ISLAMABAD: Former prime minister Imran Khan’s Pakistan Tehreek-e-Insaf (PTI) party on Saturday responded to allegations by Pakistan military spokesperson Lt. Gen. Ahmed Sharif Chaudhry from a day earlier, saying that he was not a “national security threat.”

Chaudhry, who heads the military’s media wing as director general of the Inter-Services Public Relations (ISPR), spoke to journalists on Friday, in which he referred to Khan as a “mentally ill” person several times during the press interaction. Chaudhry described Khan’s anti-army narrative as a “national security threat.”

The military spokesperson was responding to Khan’s social media post this week in which he accused Chief of Defense Forces Field Marshal Asim Munir of being responsible for “the complete collapse of the constitution and rule of law in Pakistan.” 

“The people of Pakistan stand with Imran Khan, they stand with PTI,” the party’s secretary-general, Salman Akram Raja, told reporters during a news conference. 

“Imran Khan is not a national security threat. Imran Khan has kept the people of this country united.”

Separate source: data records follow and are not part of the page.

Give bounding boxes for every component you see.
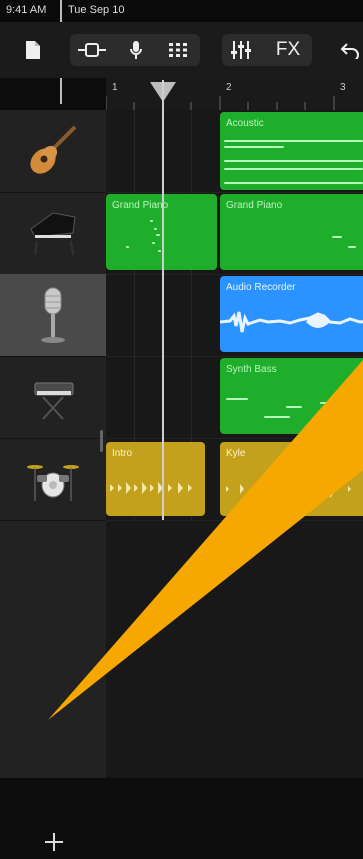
midi-note (154, 228, 157, 230)
track-header-acoustic-guitar[interactable] (0, 110, 106, 193)
midi-note (224, 182, 363, 184)
status-bar: 9:41 AM Tue Sep 10 (0, 0, 363, 104)
midi-note (224, 140, 363, 142)
midi-note (320, 402, 356, 404)
add-track-button[interactable] (42, 830, 66, 854)
region-grand-piano-2[interactable]: Grand Piano (220, 194, 363, 270)
track-header-grand-piano[interactable] (0, 192, 106, 275)
synth-keyboard-icon (34, 382, 74, 420)
midi-note (224, 160, 363, 162)
region-acoustic[interactable]: Acoustic (220, 112, 363, 190)
region-synth-bass[interactable]: Synth Bass (220, 358, 363, 434)
midi-note (152, 242, 155, 244)
track-header-drums[interactable] (0, 438, 106, 521)
region-drums-kyle[interactable]: Kyle (220, 442, 363, 516)
midi-note (150, 220, 153, 222)
midi-note (226, 398, 248, 400)
tracks-area[interactable]: Acoustic Grand Piano Grand Piano Audio R… (106, 110, 363, 778)
audio-waveform (220, 311, 363, 333)
midi-note (332, 236, 342, 238)
drum-kit-icon (27, 465, 79, 501)
drum-pattern (226, 480, 351, 498)
drum-pattern (110, 482, 192, 494)
region-label: Acoustic (226, 118, 264, 129)
region-label: Grand Piano (112, 200, 169, 211)
track-header-audio-recorder[interactable] (0, 274, 106, 357)
midi-note (348, 246, 356, 248)
region-label: Synth Bass (226, 364, 277, 375)
mixer-icon[interactable] (228, 38, 254, 62)
track-header-resize-handle[interactable] (100, 430, 103, 452)
timeline-ruler[interactable]: 1 2 3 (106, 78, 363, 111)
midi-note (158, 250, 161, 252)
midi-note (156, 234, 160, 236)
grand-piano-icon (30, 212, 76, 256)
midi-note (224, 146, 284, 148)
undo-icon[interactable] (338, 38, 362, 62)
region-label: Grand Piano (226, 200, 283, 211)
ruler-ticks (106, 96, 335, 110)
playhead[interactable] (162, 80, 164, 520)
midi-note (264, 416, 290, 418)
midi-note (224, 168, 363, 170)
microphone-stand-icon (41, 287, 65, 343)
microphone-icon[interactable] (124, 38, 148, 62)
view-switcher-icon[interactable] (76, 38, 108, 62)
plus-icon (45, 833, 63, 851)
toolbar: FX (0, 22, 363, 78)
my-songs-icon[interactable] (22, 38, 44, 62)
status-time: 9:41 AM (6, 4, 47, 16)
track-header-synth-bass[interactable] (0, 356, 106, 439)
midi-note (286, 406, 302, 408)
track-header-list (0, 110, 106, 851)
status-date: Tue Sep 10 (68, 4, 125, 16)
fx-button[interactable]: FX (270, 37, 306, 63)
midi-note (126, 246, 129, 248)
acoustic-guitar-icon (30, 125, 77, 174)
region-drums-intro[interactable]: Intro (106, 442, 205, 516)
grid-view-icon[interactable] (166, 38, 190, 62)
region-audio-recorder[interactable]: Audio Recorder (220, 276, 363, 352)
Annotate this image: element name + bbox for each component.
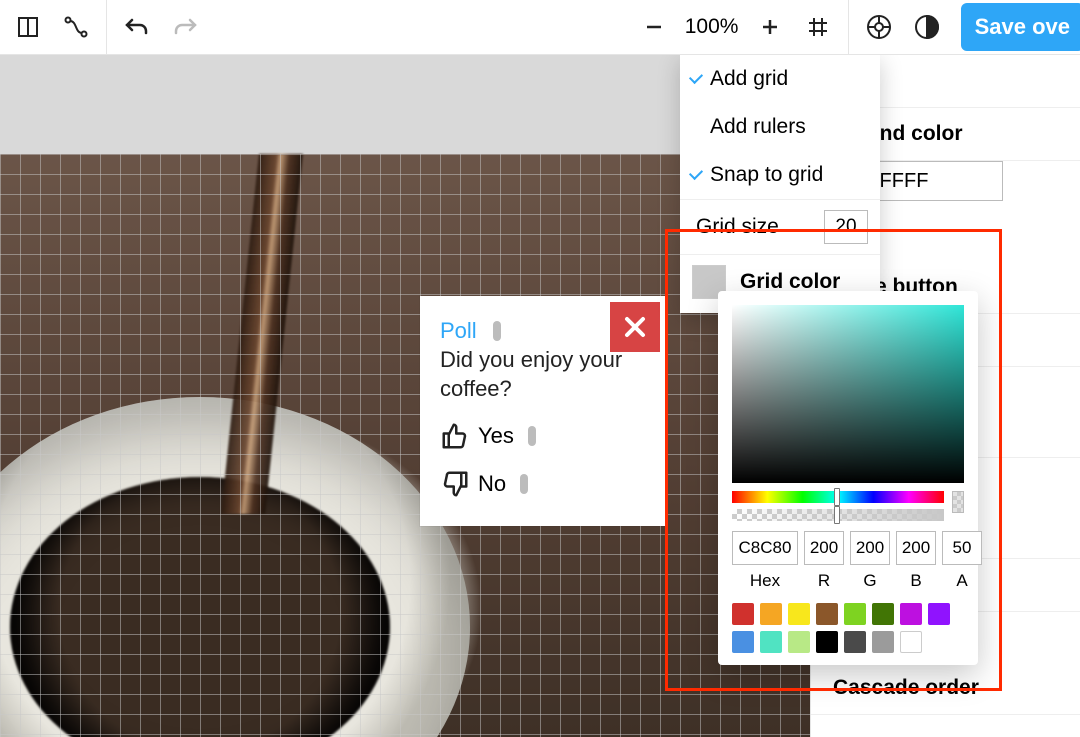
- top-toolbar: 100% Save ove: [0, 0, 1080, 55]
- color-alpha-slider[interactable]: [732, 509, 944, 521]
- swatch[interactable]: [844, 603, 866, 625]
- poll-question: Did you enjoy your coffee?: [440, 346, 646, 403]
- swatch[interactable]: [760, 631, 782, 653]
- undo-icon[interactable]: [113, 0, 161, 55]
- alpha-thumb[interactable]: [834, 506, 840, 524]
- swatch[interactable]: [760, 603, 782, 625]
- swatch[interactable]: [928, 603, 950, 625]
- color-preview: [952, 491, 964, 513]
- swatch[interactable]: [900, 631, 922, 653]
- poll-option-yes[interactable]: Yes: [440, 421, 646, 451]
- grid-size-input[interactable]: [824, 210, 868, 244]
- b-label: B: [910, 571, 921, 591]
- save-button[interactable]: Save ove: [961, 3, 1080, 51]
- color-a-input[interactable]: [942, 531, 982, 565]
- poll-option-no[interactable]: No: [440, 469, 646, 499]
- color-hue-slider[interactable]: [732, 491, 944, 503]
- swatch[interactable]: [872, 603, 894, 625]
- color-swatches: [732, 603, 964, 653]
- path-icon[interactable]: [52, 0, 100, 55]
- r-label: R: [818, 571, 830, 591]
- menu-add-grid[interactable]: Add grid: [680, 55, 880, 103]
- swatch[interactable]: [788, 631, 810, 653]
- thumbs-up-icon: [440, 421, 470, 451]
- poll-close-button[interactable]: [610, 302, 660, 352]
- color-picker: Hex R G B A: [718, 291, 978, 665]
- g-label: G: [863, 571, 876, 591]
- swatch[interactable]: [816, 603, 838, 625]
- grid-size-label: Grid size: [696, 215, 779, 239]
- color-b-input[interactable]: [896, 531, 936, 565]
- grid-icon[interactable]: [794, 0, 842, 55]
- swatch[interactable]: [872, 631, 894, 653]
- menu-snap-to-grid[interactable]: Snap to grid: [680, 151, 880, 199]
- poll-widget[interactable]: Poll Did you enjoy your coffee? Yes No: [420, 296, 666, 526]
- color-hex-input[interactable]: [732, 531, 798, 565]
- poll-option-no-label: No: [478, 471, 506, 497]
- color-r-input[interactable]: [804, 531, 844, 565]
- side-cascade-label[interactable]: Cascade order: [811, 662, 1080, 715]
- zoom-level: 100%: [678, 15, 746, 39]
- swatch[interactable]: [788, 603, 810, 625]
- thumbs-down-icon: [440, 469, 470, 499]
- swatch[interactable]: [732, 603, 754, 625]
- color-g-input[interactable]: [850, 531, 890, 565]
- contrast-icon[interactable]: [903, 0, 951, 55]
- a-label: A: [956, 571, 967, 591]
- zoom-in-icon[interactable]: [746, 0, 794, 55]
- swatch[interactable]: [732, 631, 754, 653]
- poll-option-yes-label: Yes: [478, 423, 514, 449]
- hue-thumb[interactable]: [834, 488, 840, 506]
- menu-add-rulers[interactable]: Add rulers: [680, 103, 880, 151]
- help-icon[interactable]: [855, 0, 903, 55]
- poll-title-bar: [493, 321, 501, 341]
- redo-icon[interactable]: [161, 0, 209, 55]
- poll-yes-bar: [528, 426, 536, 446]
- hex-label: Hex: [750, 571, 780, 591]
- poll-title: Poll: [440, 318, 477, 344]
- swatch[interactable]: [844, 631, 866, 653]
- zoom-out-icon[interactable]: [630, 0, 678, 55]
- layout-icon[interactable]: [4, 0, 52, 55]
- grid-dropdown: Add grid Add rulers Snap to grid Grid si…: [680, 55, 880, 313]
- swatch[interactable]: [900, 603, 922, 625]
- color-saturation-field[interactable]: [732, 305, 964, 483]
- poll-no-bar: [520, 474, 528, 494]
- swatch[interactable]: [816, 631, 838, 653]
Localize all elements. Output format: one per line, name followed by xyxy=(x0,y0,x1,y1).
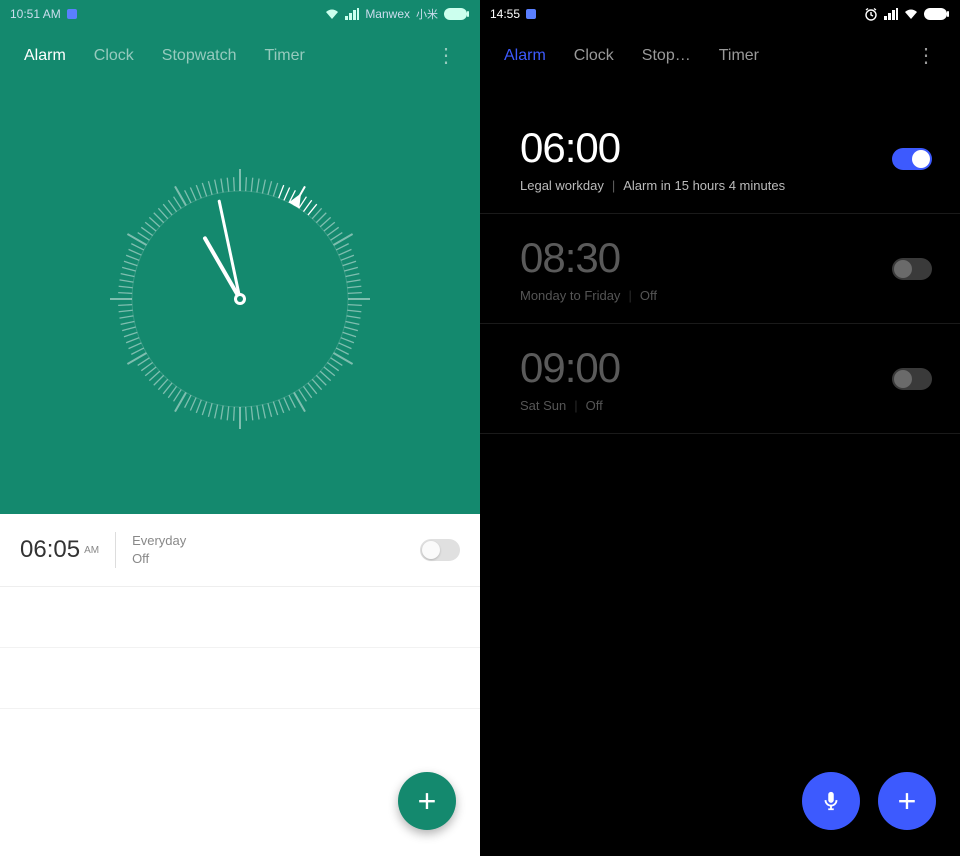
voice-button[interactable] xyxy=(802,772,860,830)
divider xyxy=(0,647,480,648)
status-time: 10:51 AM xyxy=(10,7,61,21)
alarm-status-icon xyxy=(864,7,878,21)
notification-icon xyxy=(526,9,536,19)
alarm-ampm: AM xyxy=(84,545,99,556)
alarm-detail: Alarm in 15 hours 4 minutes xyxy=(623,178,785,193)
carrier-cn-label: 小米 xyxy=(416,6,438,22)
alarm-toggle[interactable] xyxy=(892,258,932,280)
tab-timer[interactable]: Timer xyxy=(719,47,759,65)
add-alarm-button[interactable]: + xyxy=(878,772,936,830)
alarm-subtitle: Legal workday | Alarm in 15 hours 4 minu… xyxy=(520,178,892,193)
alarm-repeat: Monday to Friday xyxy=(520,288,620,303)
signal-icon xyxy=(884,8,898,20)
signal-icon xyxy=(345,8,359,20)
alarm-repeat: Legal workday xyxy=(520,178,604,193)
status-bar: 10:51 AM Manwex 小米 xyxy=(0,0,480,28)
notification-icon xyxy=(67,9,77,19)
battery-icon xyxy=(924,8,950,20)
more-icon[interactable]: ⋮ xyxy=(436,46,456,66)
status-bar: 14:55 xyxy=(480,0,960,28)
tab-clock[interactable]: Clock xyxy=(94,47,134,65)
clock-dial-area xyxy=(0,84,480,514)
alarm-state: Off xyxy=(132,550,420,568)
alarm-row[interactable]: 09:00 Sat Sun | Off xyxy=(480,324,960,434)
tab-timer[interactable]: Timer xyxy=(265,47,305,65)
tab-stopwatch[interactable]: Stopwatch xyxy=(162,47,237,65)
alarm-row[interactable]: 06:00 Legal workday | Alarm in 15 hours … xyxy=(480,84,960,214)
divider xyxy=(115,532,116,568)
tab-stopwatch[interactable]: Stop… xyxy=(642,47,691,65)
tab-clock[interactable]: Clock xyxy=(574,47,614,65)
tab-bar: Alarm Clock Stop… Timer ⋮ xyxy=(480,28,960,84)
tab-bar: Alarm Clock Stopwatch Timer ⋮ xyxy=(0,28,480,84)
carrier-label: Manwex xyxy=(365,7,410,21)
alarm-time: 06:00 xyxy=(520,124,892,172)
phone-screenshot-right: 14:55 Alarm Clock Stop… Timer ⋮ 06:00 xyxy=(480,0,960,856)
wifi-icon xyxy=(325,8,339,20)
separator: | xyxy=(574,398,577,413)
alarm-time: 09:00 xyxy=(520,344,892,392)
alarm-subtitle: Monday to Friday | Off xyxy=(520,288,892,303)
alarm-subtitle: Sat Sun | Off xyxy=(520,398,892,413)
plus-icon: + xyxy=(418,785,437,817)
alarm-toggle[interactable] xyxy=(892,368,932,390)
divider xyxy=(0,708,480,709)
alarm-row[interactable]: 06:05 AM Everyday Off xyxy=(0,514,480,587)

Raja said there were several narratives in the country, including those that created tensions along ethnic and sectarian lines, but Khan had rejected all of them and stood with one that the people of Pakistan supported. 

PTI Chairman Gohar Ali Khan, flanked by Raja, criticized the military spokesperson as well, saying his press talk on Thursday had “severely disappointed” him. 

“The words that were used [by the military spokesperson] were not appropriate,” Gohar said. “Those words were wrong.”

NATURAL OUTCOME’

Speaking to reporters earlier on Saturday, Pakistan’s Defense Minister Khawaja Asif defended the military spokesperson’s remarks against Khan.

“When this kind of language is used for individuals as well as for institutions, then a reaction is a natural outcome,” he said. 

“The same thing is happening on the Twitter accounts being run in his [Khan’s] name. If the DG ISPR has given any reaction to it, then I believe it was a very measured reaction.”

Khan, who was ousted after a parliamentary vote of confidence in April 2022, blames the country’s powerful military for removing him from power by colluding with his political opponents. Both deny the allegations. 

The former prime minister, who has been in prison since August 2023 on a slew of charges he says are politically motivated, also alleges his party was denied victory by the army and his political rivals in the 2024 general election through rigging. 

The army and the government both deny his allegations.